Division of Acute and Critical Care Medicine, Department of Anesthesiology and Critical Care Medicine, Hokkaido University Graduate School of Medicine, Kita-ku, Sapporo, Japan.
Ann Surg. 2011 Jul;254(1):10-9. doi: 10.1097/SLA.0b013e31821221b1.
A trauma patient's survival depends on the ability to control 2 opposing conditions, bleeding at the early phase and thrombosis at a late phase of trauma. The mixed existence of physiological responses for hemostasis and wound healing and pathological hemostatic responses makes it difficult to understand the mechanisms of the 2 stages of coagulopathy after trauma. Traumatic coagulopathy is multifactorial but disseminated intravascular coagulation (DIC) with the fibrinolytic phenotype is the predominant and initiative pathogenesis of coagulopathy at the early stage of trauma. High levels of inflammatory cytokines and severe tissue injuries activate the tissue-factor-dependent coagulation pathway followed by massive thrombin generation and its activation. Low levels of protein C and antithrombin induce insufficient coagulation control and the inhibition of the anticoagulation pathway. Primary and secondary fibrin(ogen)olysis is highly activated by the shock-induced tissue hypoxia and disseminated fibrin formation, respectively. Consumption coagulopathy and severe bleeding are subsequently observed in trauma patients. Persistently high levels of plasminogen activator inhibitor-1 expressed in the platelets and endothelium then change the DIC with the fibrinolytic phenotype into the thrombotic phenotype at approximately 24 to 48 hours after the onset of trauma. All of these changes coincide with the definition of DIC, which can be clearly distinguished from normal responses for hemostasis and wound healing by using sensitive molecular markers and DIC diagnostic criteria such as those outlined by the Japanese Association for Acute Medicine and the International Society on Thrombosis and Haemostasis. Treatments of DIC with the fibrinolytic phenotype involve the surgical repair of the trauma, improvement of shock, and the rapid and sufficient replacement of platelet concentrate, fresh frozen plasma, and depleted coagulation factors. The administration of an antifibrinolytic agent (tranexamic acid) may reduce the risk of death in bleeding trauma patients associated with this type of DIC.
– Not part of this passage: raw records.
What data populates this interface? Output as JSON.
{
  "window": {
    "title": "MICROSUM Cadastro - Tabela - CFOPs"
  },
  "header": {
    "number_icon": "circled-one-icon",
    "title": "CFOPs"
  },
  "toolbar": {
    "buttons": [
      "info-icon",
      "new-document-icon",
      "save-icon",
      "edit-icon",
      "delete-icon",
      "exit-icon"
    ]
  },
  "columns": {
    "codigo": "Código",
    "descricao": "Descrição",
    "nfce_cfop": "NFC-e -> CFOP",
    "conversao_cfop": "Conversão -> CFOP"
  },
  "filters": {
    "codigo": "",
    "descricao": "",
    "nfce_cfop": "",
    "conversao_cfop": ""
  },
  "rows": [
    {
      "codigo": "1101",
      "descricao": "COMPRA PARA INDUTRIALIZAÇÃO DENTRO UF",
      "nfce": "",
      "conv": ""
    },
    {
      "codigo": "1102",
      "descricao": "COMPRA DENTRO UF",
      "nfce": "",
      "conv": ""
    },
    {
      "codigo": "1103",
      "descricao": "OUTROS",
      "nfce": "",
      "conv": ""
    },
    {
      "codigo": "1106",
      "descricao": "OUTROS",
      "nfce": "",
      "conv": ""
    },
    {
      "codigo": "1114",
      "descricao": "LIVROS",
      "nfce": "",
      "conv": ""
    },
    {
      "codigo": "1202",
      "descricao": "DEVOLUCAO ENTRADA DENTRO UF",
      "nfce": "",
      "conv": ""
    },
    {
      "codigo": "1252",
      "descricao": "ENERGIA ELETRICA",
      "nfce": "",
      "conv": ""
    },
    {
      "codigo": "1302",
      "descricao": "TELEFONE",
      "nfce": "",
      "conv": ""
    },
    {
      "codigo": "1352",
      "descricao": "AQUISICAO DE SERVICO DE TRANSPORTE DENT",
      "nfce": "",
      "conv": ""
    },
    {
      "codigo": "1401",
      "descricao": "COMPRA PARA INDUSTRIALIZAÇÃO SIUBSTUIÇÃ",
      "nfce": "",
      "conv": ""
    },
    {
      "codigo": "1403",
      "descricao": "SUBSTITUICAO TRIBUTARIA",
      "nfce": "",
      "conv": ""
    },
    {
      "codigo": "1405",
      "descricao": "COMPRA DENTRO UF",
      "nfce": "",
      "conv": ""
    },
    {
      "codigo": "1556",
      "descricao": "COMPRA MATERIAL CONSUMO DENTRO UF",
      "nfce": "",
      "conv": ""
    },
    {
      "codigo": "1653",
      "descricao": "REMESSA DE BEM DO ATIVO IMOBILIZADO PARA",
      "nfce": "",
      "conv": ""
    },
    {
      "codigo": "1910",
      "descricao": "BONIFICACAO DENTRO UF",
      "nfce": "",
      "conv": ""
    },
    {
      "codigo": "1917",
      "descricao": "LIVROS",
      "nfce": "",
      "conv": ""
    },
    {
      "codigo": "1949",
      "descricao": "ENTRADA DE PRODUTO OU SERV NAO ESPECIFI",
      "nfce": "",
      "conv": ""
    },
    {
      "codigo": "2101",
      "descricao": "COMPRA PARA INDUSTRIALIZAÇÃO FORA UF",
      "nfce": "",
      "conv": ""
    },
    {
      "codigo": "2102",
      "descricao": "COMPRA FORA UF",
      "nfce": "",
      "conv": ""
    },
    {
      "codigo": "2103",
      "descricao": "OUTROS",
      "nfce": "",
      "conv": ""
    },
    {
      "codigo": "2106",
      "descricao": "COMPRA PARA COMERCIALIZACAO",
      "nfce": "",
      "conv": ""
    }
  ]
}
创伤患者的生存取决于控制 2 种对立条件的能力,即在创伤早期控制出血,在晚期控制血栓形成。止血和伤口愈合的生理反应与病理性止血反应的混合存在,使得理解创伤后 2 个阶段的凝血障碍机制变得困难。创伤性凝血病是多因素的,但弥散性血管内凝血(DIC)伴纤维蛋白溶解表型是创伤早期凝血障碍的主要和起始发病机制。高水平的炎症细胞因子和严重的组织损伤激活组织因子依赖性凝血途径,随后大量生成凝血酶并激活。蛋白 C 和抗凝血酶水平降低导致凝血控制不足和抗凝途径抑制。休克引起的组织缺氧和弥散性纤维蛋白形成分别高度激活原发性和继发性纤维蛋白(原)溶解。随后在创伤患者中观察到消耗性凝血病和严重出血。持续高水平的纤溶酶原激活物抑制剂-1在血小板和内皮细胞中表达,然后在创伤发作后约 24 至 48 小时将 DIC 从纤维蛋白溶解表型转变为血栓形成表型。所有这些变化都与 DIC 的定义一致,可以通过使用敏感的分子标志物和 DIC 诊断标准(如日本急性医学协会和国际血栓形成和止血学会概述的标准)将其与止血和伤口愈合的正常反应清楚地区分开来。DIC 伴纤维蛋白溶解表型的治疗包括创伤的手术修复、休克的改善以及血小板浓缩物、新鲜冷冻血浆和消耗性凝血因子的快速和充分替代。使用抗纤维蛋白溶解剂(氨甲环酸)治疗可能会降低与这种 DIC 相关的出血性创伤患者的死亡风险。